2017年4月28日
公立大学法人 福島県立医科大学
理事長兼学長 竹之下 誠一 様
311甲状腺がん家族の会
事務局長 武本 泰
℡:080-6718-1717
Eメール:311tcfg@gmail.com
小児甲状腺がんの過剰診断について(質問)
先日の日本内分泌学会のシンポジウムなどで、甲状腺検査を担当されている福島県立医科大学の大津留晶教授や緑川早苗準教授が「症状の出ないごく小さながんまで見つけてしまう」と過剰診断論を主張されたと伺っています。
311甲状腺がん家族の会では、2016年の9月5日付けで福島県小児科医会に対し過剰診断論の詳細についての質問状を、また2017年1月5日付けで福島県および福島県立医科大学に対して国際環境疫学会からの勧告や、福島の小児甲状腺がんの手術妥当性に関する質問状を送付いたしましたが、いずれも具体的な回答を頂いておりません。
それにもかかわらず、大津留教授等のように学会において過剰診断論を述べるというのでは、情報提供に関し患者側が蔑ろにされていると考えざるを得ません。そこで、311甲状腺がん家族の会として下記の質問を送付させていただきます。
ご多忙とは存じますが、医療法第一条の四の2(医師、歯科医師、薬剤師、看護師その他の医療の担い手は、医療を提供するに当たり、適切な説明を行い、医療を受ける者の理解を得るよう努めなければならない。)との理念からも、ご回答の程、お願い申し上げます。
(質問)
1.患者ががんの転移や再発を経験する中、「症状の出ないごく小さながんまで見つけてしまう」と述べる具体的な根拠を、福島のデータに基づいて教えて頂きたく存じます。

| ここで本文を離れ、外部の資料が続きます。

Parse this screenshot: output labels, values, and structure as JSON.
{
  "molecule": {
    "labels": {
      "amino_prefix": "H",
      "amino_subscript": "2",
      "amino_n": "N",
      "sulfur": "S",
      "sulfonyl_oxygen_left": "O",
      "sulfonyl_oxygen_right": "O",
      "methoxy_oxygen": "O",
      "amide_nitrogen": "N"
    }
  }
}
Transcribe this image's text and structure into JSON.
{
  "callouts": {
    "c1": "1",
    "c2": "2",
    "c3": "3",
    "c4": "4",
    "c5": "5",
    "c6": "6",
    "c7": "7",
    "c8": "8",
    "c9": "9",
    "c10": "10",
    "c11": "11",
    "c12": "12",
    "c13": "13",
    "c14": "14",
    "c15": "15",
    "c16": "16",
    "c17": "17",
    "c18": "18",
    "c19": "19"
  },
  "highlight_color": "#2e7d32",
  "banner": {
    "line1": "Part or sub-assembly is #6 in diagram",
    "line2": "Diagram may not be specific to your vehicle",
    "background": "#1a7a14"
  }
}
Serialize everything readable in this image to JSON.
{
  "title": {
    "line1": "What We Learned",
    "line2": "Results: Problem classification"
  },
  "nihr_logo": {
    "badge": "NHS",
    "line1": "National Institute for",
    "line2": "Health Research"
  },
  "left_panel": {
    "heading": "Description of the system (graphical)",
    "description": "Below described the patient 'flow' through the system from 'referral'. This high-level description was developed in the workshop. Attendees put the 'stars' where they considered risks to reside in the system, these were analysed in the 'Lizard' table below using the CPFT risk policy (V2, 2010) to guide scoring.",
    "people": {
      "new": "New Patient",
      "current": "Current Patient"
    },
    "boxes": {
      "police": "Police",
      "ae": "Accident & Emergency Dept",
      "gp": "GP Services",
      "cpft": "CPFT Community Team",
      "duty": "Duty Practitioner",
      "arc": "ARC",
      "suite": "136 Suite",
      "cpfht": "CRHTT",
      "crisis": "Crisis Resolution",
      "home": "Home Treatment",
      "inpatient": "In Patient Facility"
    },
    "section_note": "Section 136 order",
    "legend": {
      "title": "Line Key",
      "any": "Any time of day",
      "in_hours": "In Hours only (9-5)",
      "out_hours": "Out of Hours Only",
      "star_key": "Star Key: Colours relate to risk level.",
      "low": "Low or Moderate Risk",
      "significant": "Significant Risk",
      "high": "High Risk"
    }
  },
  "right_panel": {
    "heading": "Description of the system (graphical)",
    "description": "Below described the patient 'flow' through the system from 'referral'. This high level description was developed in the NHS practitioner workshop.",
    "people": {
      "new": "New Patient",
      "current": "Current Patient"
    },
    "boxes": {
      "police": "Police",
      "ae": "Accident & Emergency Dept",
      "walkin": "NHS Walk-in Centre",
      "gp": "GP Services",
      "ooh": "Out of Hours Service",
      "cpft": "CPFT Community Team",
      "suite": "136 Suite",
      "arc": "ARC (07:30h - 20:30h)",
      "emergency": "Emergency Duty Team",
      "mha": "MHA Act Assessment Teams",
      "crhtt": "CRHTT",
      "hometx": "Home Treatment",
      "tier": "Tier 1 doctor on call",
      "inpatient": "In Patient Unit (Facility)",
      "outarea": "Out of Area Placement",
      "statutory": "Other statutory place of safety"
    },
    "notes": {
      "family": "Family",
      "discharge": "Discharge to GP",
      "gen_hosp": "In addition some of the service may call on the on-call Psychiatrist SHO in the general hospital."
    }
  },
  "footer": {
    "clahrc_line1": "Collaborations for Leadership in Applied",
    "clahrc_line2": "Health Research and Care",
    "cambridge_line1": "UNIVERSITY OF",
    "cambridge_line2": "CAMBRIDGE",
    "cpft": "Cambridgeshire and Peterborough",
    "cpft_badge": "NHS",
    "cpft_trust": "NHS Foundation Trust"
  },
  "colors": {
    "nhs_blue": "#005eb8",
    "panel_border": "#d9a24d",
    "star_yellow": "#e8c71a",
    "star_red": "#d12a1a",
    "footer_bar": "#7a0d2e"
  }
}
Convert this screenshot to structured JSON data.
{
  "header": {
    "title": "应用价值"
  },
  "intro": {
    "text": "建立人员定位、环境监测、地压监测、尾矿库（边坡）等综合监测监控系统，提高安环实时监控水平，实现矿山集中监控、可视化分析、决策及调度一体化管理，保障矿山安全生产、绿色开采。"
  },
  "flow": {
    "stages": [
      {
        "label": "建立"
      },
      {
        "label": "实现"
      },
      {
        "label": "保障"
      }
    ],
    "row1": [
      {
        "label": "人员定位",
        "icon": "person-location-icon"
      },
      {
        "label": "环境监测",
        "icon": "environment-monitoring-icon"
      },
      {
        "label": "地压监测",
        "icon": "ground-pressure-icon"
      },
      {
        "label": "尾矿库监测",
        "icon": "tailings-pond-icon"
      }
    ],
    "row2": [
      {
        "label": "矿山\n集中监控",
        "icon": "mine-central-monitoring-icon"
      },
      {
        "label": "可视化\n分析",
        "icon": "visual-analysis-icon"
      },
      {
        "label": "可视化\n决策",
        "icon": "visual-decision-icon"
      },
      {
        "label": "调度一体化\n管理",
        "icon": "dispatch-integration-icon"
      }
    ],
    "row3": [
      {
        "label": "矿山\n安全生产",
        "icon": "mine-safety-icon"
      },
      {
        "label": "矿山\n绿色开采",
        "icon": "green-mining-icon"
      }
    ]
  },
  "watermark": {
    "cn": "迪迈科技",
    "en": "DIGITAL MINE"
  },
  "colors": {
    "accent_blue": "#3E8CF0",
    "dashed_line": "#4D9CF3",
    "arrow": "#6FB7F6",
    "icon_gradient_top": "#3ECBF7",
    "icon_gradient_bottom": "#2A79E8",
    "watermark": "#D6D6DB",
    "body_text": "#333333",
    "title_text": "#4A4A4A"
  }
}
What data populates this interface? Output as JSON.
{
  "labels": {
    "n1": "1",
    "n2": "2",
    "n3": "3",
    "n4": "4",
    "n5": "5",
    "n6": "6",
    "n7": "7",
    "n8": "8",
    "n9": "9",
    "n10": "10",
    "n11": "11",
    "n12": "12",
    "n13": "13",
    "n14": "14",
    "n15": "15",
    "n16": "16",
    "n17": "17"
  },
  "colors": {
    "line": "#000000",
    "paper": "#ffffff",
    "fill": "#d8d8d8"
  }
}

2.米国の小児甲状腺がんガイドラインでは、甲状腺がんが進行した場合に用いる放射性ヨード治療では二次発がんや死亡率の増加リスクがあるとされているそうですが、これら情報は転移が進行するまで患者側には伝えられませんでした。これでは患者側は治療方針を選択できません。なぜこのような体制になっているのか教えて頂きたく存じます。
3.現在、県民健康調査における甲状腺検査の受診率が低下しつつありますが、過剰診断論により受診率の低下や検査の遅れが生じ、がんが進行した場合、患者は上記2にあるようなリスクを負わされることになります。これについてどうお考えでしょうか、教えて頂きたく存じます。
これらは検査や治療を受ける患者や家族が意思決定するうえで重要な情報であり、現状ではインフォームドコンセント上の重大な問題があると考えております。小児甲状腺がん患者における適正な治療環境のため、ぜひご回答をよろしくお願いいたします。